RAS question
Which Constitutional Amendment introduced the National Commission for Scheduled Tribes as a separate body?
Correct answer: (A) 89th Amendment.
The Constitution (Eighty-ninth Amendment) Act, 2003 introduced the National Commission for Scheduled Tribes as a separate constitutional body under Article 338A.
Explanation
The 89th Amendment Act, 2003 is the amendment behind the separate National Commission for Scheduled Tribes. Before this change, Scheduled Castes and Scheduled Tribes were covered by a combined National Commission under Article 338. The amendment split that arrangement: Article 338 continued for the National Commission for Scheduled Castes, while a new Article 338A created the National Commission for Scheduled Tribes. The official Constitution text supports this directly: Article 338A says there shall be a Commission for the Scheduled Tribes known as the National Commission for Scheduled Tribes, and the footnote records that Article 338A was inserted by the Constitution (Eighty-ninth Amendment) Act, 2003.

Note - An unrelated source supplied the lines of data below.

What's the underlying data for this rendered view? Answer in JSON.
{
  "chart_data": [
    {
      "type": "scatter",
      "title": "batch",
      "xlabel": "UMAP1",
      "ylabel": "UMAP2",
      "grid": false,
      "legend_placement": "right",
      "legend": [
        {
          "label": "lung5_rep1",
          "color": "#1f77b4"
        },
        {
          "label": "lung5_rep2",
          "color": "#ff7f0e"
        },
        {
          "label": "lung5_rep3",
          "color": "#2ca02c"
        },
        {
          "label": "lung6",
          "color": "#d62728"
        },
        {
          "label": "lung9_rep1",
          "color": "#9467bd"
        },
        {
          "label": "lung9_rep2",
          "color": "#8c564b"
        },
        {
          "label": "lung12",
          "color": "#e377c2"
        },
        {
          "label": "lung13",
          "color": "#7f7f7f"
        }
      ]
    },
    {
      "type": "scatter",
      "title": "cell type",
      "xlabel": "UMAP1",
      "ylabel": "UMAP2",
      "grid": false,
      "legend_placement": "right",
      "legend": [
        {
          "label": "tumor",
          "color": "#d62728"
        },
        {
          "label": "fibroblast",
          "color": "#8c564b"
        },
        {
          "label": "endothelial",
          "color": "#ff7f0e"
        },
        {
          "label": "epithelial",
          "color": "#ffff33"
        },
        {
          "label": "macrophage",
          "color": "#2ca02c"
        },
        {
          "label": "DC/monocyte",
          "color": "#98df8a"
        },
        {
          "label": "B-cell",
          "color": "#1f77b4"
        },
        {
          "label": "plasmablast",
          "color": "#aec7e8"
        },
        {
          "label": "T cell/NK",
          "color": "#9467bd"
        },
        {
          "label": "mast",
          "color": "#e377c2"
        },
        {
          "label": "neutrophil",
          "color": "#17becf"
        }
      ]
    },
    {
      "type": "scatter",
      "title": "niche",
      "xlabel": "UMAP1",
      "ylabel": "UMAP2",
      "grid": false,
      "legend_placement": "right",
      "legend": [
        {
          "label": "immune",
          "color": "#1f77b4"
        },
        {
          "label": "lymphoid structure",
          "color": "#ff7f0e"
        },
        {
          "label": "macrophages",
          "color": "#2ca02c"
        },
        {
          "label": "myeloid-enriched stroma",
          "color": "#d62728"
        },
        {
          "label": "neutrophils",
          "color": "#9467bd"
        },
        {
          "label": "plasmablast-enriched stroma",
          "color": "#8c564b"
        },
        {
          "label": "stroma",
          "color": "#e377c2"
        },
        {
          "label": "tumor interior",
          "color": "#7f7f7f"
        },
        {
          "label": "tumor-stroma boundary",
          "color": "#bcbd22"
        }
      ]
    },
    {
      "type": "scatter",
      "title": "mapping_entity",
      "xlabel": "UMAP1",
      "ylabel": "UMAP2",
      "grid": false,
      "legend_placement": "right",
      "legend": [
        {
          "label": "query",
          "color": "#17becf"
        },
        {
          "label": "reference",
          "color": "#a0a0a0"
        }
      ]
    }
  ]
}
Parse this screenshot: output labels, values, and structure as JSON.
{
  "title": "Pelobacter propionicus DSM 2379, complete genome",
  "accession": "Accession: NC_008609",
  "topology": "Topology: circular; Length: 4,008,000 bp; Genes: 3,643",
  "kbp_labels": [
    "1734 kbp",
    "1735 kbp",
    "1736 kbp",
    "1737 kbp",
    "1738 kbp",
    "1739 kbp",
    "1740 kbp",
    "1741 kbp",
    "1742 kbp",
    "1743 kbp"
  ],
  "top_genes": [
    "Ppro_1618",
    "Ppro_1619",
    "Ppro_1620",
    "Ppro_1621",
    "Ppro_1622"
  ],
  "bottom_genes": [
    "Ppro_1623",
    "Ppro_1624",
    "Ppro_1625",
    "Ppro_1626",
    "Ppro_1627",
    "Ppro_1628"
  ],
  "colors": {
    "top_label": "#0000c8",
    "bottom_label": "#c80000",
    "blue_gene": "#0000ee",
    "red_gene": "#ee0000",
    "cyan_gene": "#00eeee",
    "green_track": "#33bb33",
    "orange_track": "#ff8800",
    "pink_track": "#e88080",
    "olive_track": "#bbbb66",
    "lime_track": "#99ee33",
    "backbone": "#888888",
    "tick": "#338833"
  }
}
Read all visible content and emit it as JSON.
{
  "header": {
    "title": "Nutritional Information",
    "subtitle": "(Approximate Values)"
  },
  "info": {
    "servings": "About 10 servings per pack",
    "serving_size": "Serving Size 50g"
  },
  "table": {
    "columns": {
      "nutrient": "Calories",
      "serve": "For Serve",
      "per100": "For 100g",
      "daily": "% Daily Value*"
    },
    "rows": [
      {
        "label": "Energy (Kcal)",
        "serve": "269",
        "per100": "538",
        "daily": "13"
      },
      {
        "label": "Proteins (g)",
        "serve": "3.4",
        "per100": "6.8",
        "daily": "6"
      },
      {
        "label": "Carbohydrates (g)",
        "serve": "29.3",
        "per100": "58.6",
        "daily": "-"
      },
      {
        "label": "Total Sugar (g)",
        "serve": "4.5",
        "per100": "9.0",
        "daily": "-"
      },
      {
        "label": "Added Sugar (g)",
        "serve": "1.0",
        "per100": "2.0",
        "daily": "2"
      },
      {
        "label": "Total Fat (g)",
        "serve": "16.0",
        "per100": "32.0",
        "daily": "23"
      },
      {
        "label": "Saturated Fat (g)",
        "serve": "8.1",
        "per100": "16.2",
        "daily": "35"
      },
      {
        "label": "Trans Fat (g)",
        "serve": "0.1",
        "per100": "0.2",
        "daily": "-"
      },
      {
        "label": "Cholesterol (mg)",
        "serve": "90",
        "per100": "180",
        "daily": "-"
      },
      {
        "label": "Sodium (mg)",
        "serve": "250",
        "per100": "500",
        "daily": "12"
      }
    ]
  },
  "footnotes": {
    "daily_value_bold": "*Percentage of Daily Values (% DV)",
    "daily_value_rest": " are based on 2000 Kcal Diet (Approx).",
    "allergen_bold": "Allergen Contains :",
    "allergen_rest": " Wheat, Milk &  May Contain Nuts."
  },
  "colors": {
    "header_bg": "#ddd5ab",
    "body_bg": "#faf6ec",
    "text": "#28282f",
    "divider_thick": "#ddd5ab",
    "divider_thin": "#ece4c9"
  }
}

Why the other options are wrong
- (B) The 73rd Amendment is linked to Panchayati Raj institutions, not to the separation of the Scheduled Tribes commission from the earlier combined SC/ST commission.
- (C) The 65th Amendment established the combined National Commission for Scheduled Castes and Scheduled Tribes; it did not create a separate National Commission for Scheduled Tribes.
- (D) The 97th Amendment dealt with cooperative societies, so it does not explain the insertion of Article 338A for the National Commission for Scheduled Tribes.
Concept
This tests constitutional bodies and amendments, especially how Part XVI institutions evolved through specific amendment Acts. RAS repeatedly asks such items because they connect article numbers, commission names and amendment chronology.